For two years, he's patrolled busy streets and packed crowds. Now the faithful police horse named Trooper has a new gig with the Equestrian Association for the Disabled (TEAD).
The eight-year-old Percheron was one of four horses used to launch Hamilton Police Service's mounted patrol unit two years ago. Earlier this year, he developed arthritis, which made him unable to handle the long shifts required of a police horse.
Police services board members voted Monday to donate him to TEAD, where he will join 16 other horses to carry disabled children and adults around a Mount Hope farm.
It's the perfect job for Trooper, who is renowned for his gentle personality and even temper, said Inspector Scott Rastin.

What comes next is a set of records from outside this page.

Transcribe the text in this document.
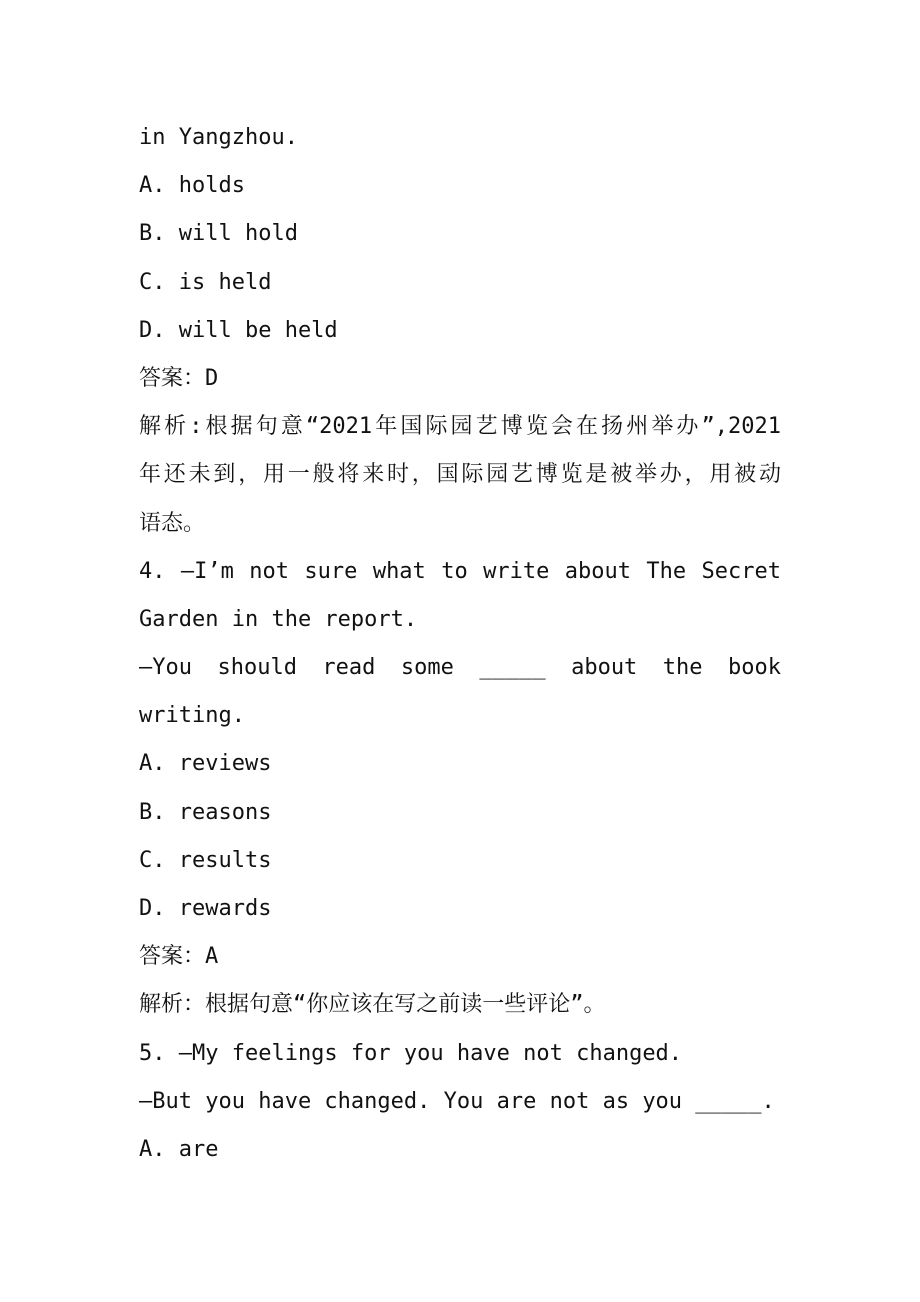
in Yangzhou.
A. holds
B. will hold
C. is held
D. will be held
答案：D
解析:根据句意“2021年国际园艺博览会在扬州举办”,2021
年还未到，用一般将来时，国际园艺博览是被举办，用被动
语态。
4. —I’m not sure what to write about The Secret
Garden in the report.
—You should read some _____ about the book
writing.
A. reviews
B. reasons
C. results
D. rewards
答案：A
解析：根据句意“你应该在写之前读一些评论”。
5. —My feelings for you have not changed.
—But you have changed. You are not as you _____.
A. are
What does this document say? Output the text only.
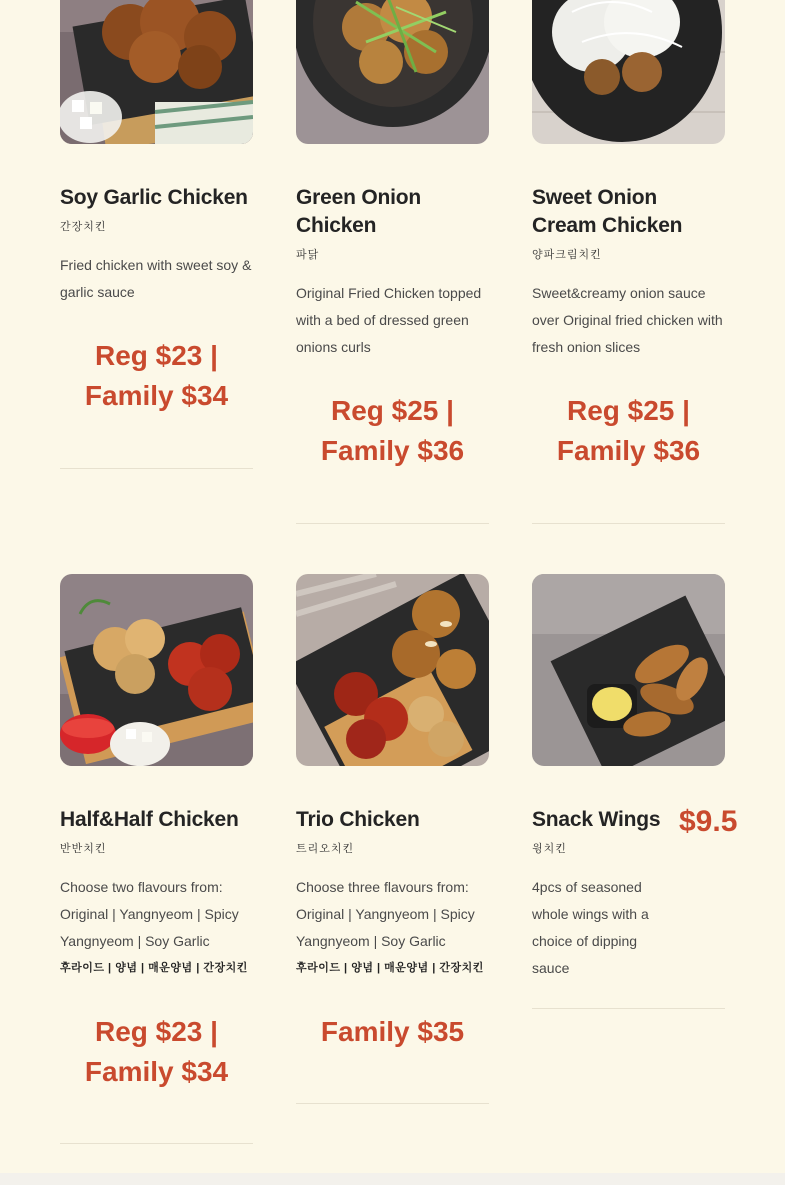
Soy Garlic Chicken
간장치킨
Fried chicken with sweet soy & garlic sauce
Reg $23 |
Family $34
Green Onion Chicken
파닭
Original Fried Chicken topped with a bed of dressed green onions curls
Reg $25 |
Family $36
Sweet Onion Cream Chicken
양파크림치킨
Sweet&creamy onion sauce over Original fried chicken with fresh onion slices
Reg $25 |
Family $36
Half&Half Chicken
반반치킨
Choose two flavours from: Original | Yangnyeom | Spicy Yangnyeom | Soy Garlic
후라이드 | 양념 | 매운양념 | 간장치킨
Reg $23 |
Family $34
Trio Chicken
트리오치킨
Choose three flavours from: Original | Yangnyeom | Spicy Yangnyeom | Soy Garlic
후라이드 | 양념 | 매운양념 | 간장치킨
Family $35
Snack Wings
윙치킨
4pcs of seasoned whole wings with a choice of dipping sauce
$9.5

"Usually it takes a year and a half to have a horse that can function as a police horse, and can go through traffic and disturbances and not be scared," Rastin said.
"But before Trooper had a year of training, he was on the road by himself. He was that good a horse."
Trooper has dealt with many chaotic scenes during his time with the unit. He was a common sight during rowdy late nights at Hess Village. He was an important part of the police presence at last year's Occupy protest in Hamilton.
Trooper and officer Preston Gabriele even won first place in the uniform division of the North American Police Equestrian Championship.
Trooper's large size and even temper make him a good fit for TEAD, said board member Patricia MacInnis.
"He sounds like a very gentle boy," she said. "No horse is bomb proof, but we try to get horses that are as bomb proof as possible."
Riding horses is good therapy for TEAD's 120 riders, MacInnis said. Riders can feel a full range of movement, in addition to the feeling of liberation.
"When we put our riders on the back of a horse, they are able to feel what like to be an able bodied person," she said.
The unit is training a new horse. There will be a "name the horse" competition announced soon, Rastin said.